It’s probably true to say that Jean Baptiste Merlen was one of the supporting actors in the cast of the Royal Mint’s designers and engravers. But to be fair to Jean, he did work there during the period when two of the Mint’s greatest talents, William Wyon and Bernadetto Pistrucci, were at their most dominant.
Escape from France
Jean Merlen’s origins are somewhat hazy. Some accounts suggest he was born in Belgium, but the majority say he was born in France in 1769, of Flemish parents. He worked as a medallist in the Paris Mint, where his output including the 1804 medal celebrating the coronation of Napoleon as Emperor. Following Napoleon’s defeat in 1815 at the Battle of Waterloo, Merlen’s job (and in fact the future of the Paris Mint itself) looked uncertain, so he emigrated to Britain and looked for work in London.
Working at the Mint
Once again exact details of his employment at the time are sketchy, but it’s thought he started at the Royal Mint in 1820, on the recommendation of Pistrucci, whom he may well have met in France. Jean Merlen became Assistant Engraver under the Chief Engraver, William Wyon; Pistrucci was Chief Medallist. As an alien, technically Merlen wasn’t eligible for a full-time post at the Royal Mint, but this problem was bypassed by hiring him on a temporary basis, at four guineas a week.
His finest hour?
The majority of Merlen’s designs for the Royal Mint were reverses.
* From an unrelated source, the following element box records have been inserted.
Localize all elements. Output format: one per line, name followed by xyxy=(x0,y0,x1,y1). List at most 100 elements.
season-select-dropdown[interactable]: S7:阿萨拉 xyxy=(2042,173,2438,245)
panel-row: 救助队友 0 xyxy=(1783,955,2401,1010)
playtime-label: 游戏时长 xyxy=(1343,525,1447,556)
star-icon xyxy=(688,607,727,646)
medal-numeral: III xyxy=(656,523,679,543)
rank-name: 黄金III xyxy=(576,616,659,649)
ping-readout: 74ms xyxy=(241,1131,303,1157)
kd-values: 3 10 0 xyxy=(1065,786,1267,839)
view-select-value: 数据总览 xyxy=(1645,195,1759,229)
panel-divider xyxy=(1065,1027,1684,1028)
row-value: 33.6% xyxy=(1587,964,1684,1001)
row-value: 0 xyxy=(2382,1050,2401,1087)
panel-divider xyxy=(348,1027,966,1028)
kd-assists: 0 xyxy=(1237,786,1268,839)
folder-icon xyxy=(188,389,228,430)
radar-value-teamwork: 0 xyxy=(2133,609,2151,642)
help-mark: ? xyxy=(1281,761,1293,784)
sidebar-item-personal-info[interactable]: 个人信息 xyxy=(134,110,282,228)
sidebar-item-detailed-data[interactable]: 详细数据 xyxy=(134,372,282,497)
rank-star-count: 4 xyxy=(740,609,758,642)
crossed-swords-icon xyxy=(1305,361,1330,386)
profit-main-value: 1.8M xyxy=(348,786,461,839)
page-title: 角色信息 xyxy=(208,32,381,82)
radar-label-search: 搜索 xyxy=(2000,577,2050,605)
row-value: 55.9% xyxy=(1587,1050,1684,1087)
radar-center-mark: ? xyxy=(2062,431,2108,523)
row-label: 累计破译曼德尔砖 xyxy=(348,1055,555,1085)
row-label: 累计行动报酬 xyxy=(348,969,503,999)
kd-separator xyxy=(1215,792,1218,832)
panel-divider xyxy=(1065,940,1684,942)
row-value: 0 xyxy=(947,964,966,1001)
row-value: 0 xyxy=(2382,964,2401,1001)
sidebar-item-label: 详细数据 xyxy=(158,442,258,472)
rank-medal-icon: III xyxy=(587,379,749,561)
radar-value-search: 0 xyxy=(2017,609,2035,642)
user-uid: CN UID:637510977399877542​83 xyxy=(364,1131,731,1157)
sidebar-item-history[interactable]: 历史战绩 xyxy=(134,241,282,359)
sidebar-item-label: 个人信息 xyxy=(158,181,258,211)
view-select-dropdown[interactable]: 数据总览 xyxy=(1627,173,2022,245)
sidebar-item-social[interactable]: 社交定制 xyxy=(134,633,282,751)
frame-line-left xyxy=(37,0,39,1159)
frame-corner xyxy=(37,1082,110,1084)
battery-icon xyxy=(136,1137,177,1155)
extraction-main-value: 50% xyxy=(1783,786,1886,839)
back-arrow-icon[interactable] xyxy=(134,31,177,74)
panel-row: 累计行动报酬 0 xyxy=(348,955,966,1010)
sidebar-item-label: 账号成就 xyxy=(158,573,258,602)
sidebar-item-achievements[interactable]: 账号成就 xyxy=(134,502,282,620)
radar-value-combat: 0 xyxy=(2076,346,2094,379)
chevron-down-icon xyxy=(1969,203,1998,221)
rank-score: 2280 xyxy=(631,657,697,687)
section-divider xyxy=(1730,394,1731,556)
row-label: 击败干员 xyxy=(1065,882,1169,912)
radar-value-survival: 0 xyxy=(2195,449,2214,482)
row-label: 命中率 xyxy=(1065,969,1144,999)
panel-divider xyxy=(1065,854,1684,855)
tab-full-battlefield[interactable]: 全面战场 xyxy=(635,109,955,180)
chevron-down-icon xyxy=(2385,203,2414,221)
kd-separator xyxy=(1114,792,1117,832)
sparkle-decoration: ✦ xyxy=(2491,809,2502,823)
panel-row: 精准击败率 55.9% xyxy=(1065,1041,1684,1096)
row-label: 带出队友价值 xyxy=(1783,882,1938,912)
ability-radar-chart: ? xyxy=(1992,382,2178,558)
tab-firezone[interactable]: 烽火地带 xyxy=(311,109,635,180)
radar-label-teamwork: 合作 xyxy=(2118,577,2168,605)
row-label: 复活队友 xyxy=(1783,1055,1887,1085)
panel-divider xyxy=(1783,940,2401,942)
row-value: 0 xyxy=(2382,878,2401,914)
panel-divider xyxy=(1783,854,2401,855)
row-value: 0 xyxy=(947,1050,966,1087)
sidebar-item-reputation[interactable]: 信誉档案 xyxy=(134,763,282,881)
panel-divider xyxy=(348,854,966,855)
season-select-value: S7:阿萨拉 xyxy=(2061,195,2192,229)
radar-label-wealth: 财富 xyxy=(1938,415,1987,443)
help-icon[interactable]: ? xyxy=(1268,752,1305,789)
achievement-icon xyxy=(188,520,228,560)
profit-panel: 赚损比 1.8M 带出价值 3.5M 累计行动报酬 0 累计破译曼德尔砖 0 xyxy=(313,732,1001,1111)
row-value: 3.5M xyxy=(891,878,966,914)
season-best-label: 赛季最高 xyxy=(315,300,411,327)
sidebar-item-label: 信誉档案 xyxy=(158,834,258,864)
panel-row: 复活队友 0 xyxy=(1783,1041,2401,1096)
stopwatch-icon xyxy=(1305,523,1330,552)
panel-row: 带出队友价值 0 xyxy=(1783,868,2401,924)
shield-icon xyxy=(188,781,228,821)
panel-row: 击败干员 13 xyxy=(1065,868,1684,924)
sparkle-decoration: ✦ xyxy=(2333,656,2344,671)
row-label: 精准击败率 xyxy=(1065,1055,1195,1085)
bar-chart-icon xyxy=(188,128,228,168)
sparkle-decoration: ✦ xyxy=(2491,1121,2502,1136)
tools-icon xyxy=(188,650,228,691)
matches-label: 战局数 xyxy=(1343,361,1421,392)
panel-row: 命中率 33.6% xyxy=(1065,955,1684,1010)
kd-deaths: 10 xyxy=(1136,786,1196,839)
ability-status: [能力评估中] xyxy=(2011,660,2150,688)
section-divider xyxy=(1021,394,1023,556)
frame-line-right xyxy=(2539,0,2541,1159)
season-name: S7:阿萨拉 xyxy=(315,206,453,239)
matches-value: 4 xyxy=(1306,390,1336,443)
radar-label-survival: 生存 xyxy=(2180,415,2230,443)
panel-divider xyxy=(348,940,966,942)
His sole obverse (or head) was that of King George IV, used on the Crown coin from 1821 to 1822, and the rare 1823 Two Pound coin. Pistrucci’s famous George and the Dragon was on the other side. The reason for Merlen providing the obverse design illustrates Pistrucci’s confrontational character. Pistrucci’s own design was disliked by the King, who preferred the portrait by Sir Francis Chantrey. Pistrucci however declared that he would not create a design based on the work of another artist, so it Merlen who provided the interpretation instead. It has to be said, the result is rather elegant.
Widely used designs
Among Jean Merlen’s many designs for reverses are the crowned shield surrounded by a wreath, used for the King William IV half-sovereign produced from 1834 till the King’s death in 1837. This was subsequently used for the second Gold Sovereign of Queen Victoria’s reign, and for other coins including the Silver Crown and Half Crown. He also produced designs for lower value coins, including the shilling, sixpence and silver threepence, and the design used on the Maundy coins (handed out by the reigning monarch on the Thursday before Good Friday) from 1822 to 1887.
A return to Europe
Although Merlen’s designs continued to be used during the Victorian period, his employment effectively ended with the Queen’s accession to the throne. Perhaps the prospect of a large workload of designing and engraving the new Queen’s coins was too much – after all, by then Jean Merlen was 75. Details of his demise are as vague as those of his birth, but it’s generally believed he returned to either Paris or Brussels, where he died in 1850.